Mir kommt vor, als ginge es darum, aus einem bestehenden "Schülermaterial" einen möglichst hohen Output an Akademikern zu produzieren, um endlich in diversen (scheinbar) internationalen Rankings, die sich allesamt methodisch dem angelsächsisch-utiliaristischen Bildungsideal verpflichtet sehen, mithalten zu können. Bei allen Lippenbekenntnissen zur Individualisierung (halte ich im Munde diverser Experten und Bildungspolitikern für Leersätze), wird doch der einzelne Schüler, die einzelne Schülergruppe, die einzelnen Schule NICHT ernst- und wahrgenommen.
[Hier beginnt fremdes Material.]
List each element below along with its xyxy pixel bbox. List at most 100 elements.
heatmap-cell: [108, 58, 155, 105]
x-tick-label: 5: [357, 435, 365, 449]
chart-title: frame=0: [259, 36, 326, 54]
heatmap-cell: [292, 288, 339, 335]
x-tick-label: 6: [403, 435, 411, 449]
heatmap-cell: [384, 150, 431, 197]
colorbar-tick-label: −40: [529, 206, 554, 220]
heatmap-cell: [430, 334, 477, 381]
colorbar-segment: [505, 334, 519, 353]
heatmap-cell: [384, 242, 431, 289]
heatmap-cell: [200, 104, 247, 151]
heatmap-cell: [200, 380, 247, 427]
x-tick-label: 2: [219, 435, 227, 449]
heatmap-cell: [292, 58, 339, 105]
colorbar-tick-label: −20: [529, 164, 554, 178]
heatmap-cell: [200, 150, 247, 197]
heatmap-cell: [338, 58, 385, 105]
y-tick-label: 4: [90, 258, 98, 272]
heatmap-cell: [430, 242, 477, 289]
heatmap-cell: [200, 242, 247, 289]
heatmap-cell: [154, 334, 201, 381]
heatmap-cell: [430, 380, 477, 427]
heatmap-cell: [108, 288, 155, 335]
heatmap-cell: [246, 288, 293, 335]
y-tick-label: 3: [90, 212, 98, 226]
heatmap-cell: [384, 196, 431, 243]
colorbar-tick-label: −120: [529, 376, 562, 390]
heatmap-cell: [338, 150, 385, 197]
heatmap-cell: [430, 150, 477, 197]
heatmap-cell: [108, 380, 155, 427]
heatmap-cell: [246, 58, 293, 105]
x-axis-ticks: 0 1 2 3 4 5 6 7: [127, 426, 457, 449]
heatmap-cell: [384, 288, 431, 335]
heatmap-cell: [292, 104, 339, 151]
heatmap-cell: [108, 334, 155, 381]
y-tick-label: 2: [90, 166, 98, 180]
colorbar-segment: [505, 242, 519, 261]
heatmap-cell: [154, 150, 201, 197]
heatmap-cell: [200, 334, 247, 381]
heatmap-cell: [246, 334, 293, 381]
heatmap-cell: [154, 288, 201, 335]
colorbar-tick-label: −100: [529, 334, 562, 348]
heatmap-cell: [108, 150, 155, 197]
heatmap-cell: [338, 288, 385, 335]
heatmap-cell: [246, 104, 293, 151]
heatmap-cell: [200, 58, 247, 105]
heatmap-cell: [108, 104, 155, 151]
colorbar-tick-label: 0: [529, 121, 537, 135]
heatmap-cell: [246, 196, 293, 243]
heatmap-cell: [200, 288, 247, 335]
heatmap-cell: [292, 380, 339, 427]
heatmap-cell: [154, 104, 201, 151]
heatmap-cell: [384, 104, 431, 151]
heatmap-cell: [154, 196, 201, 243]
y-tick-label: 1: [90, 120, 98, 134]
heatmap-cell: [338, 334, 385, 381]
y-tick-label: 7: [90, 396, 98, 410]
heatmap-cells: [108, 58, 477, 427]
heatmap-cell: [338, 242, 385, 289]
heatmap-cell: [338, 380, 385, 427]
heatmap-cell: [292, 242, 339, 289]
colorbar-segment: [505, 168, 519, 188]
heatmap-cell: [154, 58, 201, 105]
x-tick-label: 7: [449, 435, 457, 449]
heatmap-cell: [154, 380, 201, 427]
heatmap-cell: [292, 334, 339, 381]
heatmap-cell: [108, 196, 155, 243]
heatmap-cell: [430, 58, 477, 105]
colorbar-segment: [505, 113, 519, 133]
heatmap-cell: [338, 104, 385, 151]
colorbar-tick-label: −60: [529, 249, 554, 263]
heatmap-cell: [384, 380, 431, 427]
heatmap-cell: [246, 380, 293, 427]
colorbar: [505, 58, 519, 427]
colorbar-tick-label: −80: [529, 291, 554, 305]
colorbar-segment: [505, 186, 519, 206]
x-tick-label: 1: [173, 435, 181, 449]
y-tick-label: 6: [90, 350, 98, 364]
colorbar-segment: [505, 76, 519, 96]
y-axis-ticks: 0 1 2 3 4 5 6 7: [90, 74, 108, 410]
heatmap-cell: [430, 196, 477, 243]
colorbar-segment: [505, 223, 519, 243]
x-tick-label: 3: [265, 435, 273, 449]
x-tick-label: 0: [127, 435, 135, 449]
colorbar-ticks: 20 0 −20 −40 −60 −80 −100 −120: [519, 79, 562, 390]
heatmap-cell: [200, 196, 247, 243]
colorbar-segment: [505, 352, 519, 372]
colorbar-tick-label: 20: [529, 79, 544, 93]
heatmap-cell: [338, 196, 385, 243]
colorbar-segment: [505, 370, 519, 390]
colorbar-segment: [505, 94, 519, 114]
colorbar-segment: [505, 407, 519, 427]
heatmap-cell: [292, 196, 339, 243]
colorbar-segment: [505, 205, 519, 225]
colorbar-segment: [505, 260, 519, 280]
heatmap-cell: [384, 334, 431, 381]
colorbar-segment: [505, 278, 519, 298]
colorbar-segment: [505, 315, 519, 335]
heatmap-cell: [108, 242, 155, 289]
Würde/n sie das nämlich, dann würde es gar keiner großen Reformen bedürfen - dann wären die unmittelbar Betroffenen die eigentlichen Subjekte der Reform - sogar die Experten hätten dann eine ganz große Aufgabe: diese vielen kleinteiligen Prozesse zu begleiten, zu moderieren und wenn notwendig zu akkordieren. Und die Ministerin: na, wenn sie geschickt wäre, würde sie sich statt mit den zerzauste Federn einer ebenso beschaffenen Strukturreform mit der glänzenden Krone einer Bildungsreform schmücken, mit der sie möglicherweise die erste Unterrichtministerin wäre, die auch von den "untersten Rängen" ihres Ressorts geachtet würde. Nur, und da bin ich auch davon überzeugt, Freundin des Finanzministers würde sie dabei wahrscheinlich nicht sein - aber sie ist ja nicht mal von der selben Partei - also könnte es ja wurscht sein. Die Sympathie auch schwarzer Bürgermeister würde sie allemal haben.

Noch sozusagen als Nachtrag: Gerade Hauptschulklassen vor Augen: Hahnenkämpfe, Geschlechterkampf, erste Verliebtheit, Weltschmerz, Liebeskummer, plumpe Anmache, Selbstzweifel, strenger Geruch im Klassenzimmer (v.a. nach Turnunterricht der Burschen), nicht gemachte Aufgaben, andauerndes Ausloten von Grenzen, prinzipielle Opposition, Ausprobieren von Alkohol und Nikotin (im besten Falle versteckt, weil man als Schüler wirklich noch ernste Konsequenzen fürchtet) usw. usf. - was soll es, DAS sind neben allem Gequassel von Reformdidaktik und ebensolcher Pädagogik die Wirklichkeiten des Alltags in der Sekundarstufe, mit dem haben Lehrer/innen - Schüler/innen - Eltern zu hantieren (wie schon die vergangenen Generationen auch). Und die beste Pädagogik in diesem Zusammenhang ist schlicht: gernhaben und ernstnehmen. Das andere ist dann Zugabe, die irgendwie fast von alleine kommt, wenn das eben genannte stimmt.